Spring onions, roast pork, and bamboo shoots are common garnishes. Onomichi ramen gained popularity in the 1990s, despite its origins in the late 1940s. Onomichi residents may still enjoy this delicacy as a unique treat.
9. Snail Noodles (Luosifen)
A specialty of the city of Liuzhou in the Guangxi region of China, Luosifen is made with rice noodles, a broth made from snails, and a variety of other ingredients, such as pickled bamboo shoots, peanuts, tofu skins, and green vegetables. An intricate blend of spices and herbs is used to prepare the broth, and then a generous quantity of chile oil is stirred in at the very end to give the soup its fiery finish.

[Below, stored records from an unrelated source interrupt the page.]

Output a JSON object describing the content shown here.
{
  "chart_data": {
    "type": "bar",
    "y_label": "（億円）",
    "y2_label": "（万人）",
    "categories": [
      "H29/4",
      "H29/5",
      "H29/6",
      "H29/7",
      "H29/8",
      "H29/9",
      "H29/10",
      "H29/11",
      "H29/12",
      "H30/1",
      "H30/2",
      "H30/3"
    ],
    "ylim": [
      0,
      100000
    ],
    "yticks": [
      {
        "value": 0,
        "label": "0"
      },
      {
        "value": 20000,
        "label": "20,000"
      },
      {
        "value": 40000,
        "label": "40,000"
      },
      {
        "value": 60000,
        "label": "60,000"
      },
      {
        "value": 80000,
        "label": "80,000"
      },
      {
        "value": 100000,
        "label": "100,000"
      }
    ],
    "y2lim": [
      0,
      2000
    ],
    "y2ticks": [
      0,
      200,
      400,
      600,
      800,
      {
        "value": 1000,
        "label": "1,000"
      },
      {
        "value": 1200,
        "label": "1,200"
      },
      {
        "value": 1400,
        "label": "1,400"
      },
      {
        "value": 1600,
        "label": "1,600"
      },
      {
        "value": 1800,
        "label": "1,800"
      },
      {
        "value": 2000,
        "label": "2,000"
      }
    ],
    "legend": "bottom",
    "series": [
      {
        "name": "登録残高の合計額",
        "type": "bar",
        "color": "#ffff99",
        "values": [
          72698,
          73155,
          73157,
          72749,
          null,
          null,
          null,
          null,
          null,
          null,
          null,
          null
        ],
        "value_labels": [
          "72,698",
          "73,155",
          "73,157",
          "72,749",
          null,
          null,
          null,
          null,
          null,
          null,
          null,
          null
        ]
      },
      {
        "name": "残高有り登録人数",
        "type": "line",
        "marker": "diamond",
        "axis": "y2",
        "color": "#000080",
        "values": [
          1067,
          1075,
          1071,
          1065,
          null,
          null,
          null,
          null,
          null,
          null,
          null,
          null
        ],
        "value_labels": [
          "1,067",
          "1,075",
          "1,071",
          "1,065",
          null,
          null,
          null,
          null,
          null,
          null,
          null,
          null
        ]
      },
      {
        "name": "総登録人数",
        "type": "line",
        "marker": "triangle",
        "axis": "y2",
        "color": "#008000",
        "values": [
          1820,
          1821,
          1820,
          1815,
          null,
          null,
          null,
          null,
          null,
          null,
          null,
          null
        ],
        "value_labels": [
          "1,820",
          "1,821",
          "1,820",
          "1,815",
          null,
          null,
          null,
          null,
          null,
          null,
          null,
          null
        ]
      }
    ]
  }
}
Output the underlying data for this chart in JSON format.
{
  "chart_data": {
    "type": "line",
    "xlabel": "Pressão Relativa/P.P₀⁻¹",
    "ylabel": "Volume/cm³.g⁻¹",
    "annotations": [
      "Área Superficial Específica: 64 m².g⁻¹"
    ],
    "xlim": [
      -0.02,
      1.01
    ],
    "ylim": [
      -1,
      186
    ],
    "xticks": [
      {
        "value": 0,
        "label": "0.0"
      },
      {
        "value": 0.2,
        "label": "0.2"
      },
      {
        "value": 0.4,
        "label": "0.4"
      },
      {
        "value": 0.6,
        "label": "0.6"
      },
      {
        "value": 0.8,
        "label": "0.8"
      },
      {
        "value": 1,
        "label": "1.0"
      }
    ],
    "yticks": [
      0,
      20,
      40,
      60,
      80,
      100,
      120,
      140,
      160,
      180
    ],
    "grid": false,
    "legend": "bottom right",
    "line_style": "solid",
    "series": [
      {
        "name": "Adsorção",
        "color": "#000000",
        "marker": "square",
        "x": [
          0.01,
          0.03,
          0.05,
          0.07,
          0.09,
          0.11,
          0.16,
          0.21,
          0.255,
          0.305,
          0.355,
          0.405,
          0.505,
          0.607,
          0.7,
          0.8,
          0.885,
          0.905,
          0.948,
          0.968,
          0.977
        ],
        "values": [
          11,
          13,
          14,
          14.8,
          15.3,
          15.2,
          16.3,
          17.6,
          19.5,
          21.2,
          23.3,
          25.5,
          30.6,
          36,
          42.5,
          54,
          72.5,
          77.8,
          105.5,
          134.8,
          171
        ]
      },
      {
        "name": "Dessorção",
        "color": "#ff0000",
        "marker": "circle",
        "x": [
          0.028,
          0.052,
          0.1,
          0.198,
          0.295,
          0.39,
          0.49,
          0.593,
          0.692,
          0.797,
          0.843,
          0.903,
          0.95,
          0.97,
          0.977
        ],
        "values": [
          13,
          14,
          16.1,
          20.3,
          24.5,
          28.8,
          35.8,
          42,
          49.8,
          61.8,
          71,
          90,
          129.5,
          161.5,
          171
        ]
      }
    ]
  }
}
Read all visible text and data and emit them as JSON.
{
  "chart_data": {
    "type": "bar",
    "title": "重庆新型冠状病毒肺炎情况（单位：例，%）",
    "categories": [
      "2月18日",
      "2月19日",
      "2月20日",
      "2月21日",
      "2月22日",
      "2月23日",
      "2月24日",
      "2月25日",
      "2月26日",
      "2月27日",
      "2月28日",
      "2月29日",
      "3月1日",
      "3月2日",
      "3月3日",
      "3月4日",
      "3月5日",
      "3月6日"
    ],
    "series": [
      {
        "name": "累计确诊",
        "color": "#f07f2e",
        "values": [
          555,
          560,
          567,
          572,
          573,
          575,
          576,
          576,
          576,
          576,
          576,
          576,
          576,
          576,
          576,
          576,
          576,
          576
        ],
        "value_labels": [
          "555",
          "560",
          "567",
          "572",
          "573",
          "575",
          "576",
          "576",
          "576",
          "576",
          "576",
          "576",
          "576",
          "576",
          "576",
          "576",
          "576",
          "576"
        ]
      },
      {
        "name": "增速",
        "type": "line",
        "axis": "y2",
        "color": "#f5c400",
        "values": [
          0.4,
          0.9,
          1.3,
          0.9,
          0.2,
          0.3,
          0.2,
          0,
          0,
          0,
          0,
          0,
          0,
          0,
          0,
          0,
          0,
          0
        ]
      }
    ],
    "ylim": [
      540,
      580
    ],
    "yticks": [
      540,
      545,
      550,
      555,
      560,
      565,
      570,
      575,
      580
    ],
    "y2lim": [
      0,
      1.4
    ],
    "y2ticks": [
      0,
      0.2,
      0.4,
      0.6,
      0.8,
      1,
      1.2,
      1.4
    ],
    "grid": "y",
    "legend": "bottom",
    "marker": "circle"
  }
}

While some restaurants may have luosifen on the menu, it is more common for vendors to sell the dish on the street. Restaurants serving just luosifen have opened in a growing number of places throughout China and beyond.
10. Mie kocok
Bandung’s mie kocok is a flat yellow noodle soup flavored with fried shallots, onions, and crackers that often has beef slices, beef offal, or meatballs. Spicy sambal paste and soy sauce are optional additions to the clear beef broth that the components are served in.
The noodles are shaken in a strainer before being put to the soup, which is perhaps why they are called “shaken noodles” (or “mie kocok”) in their native tongue.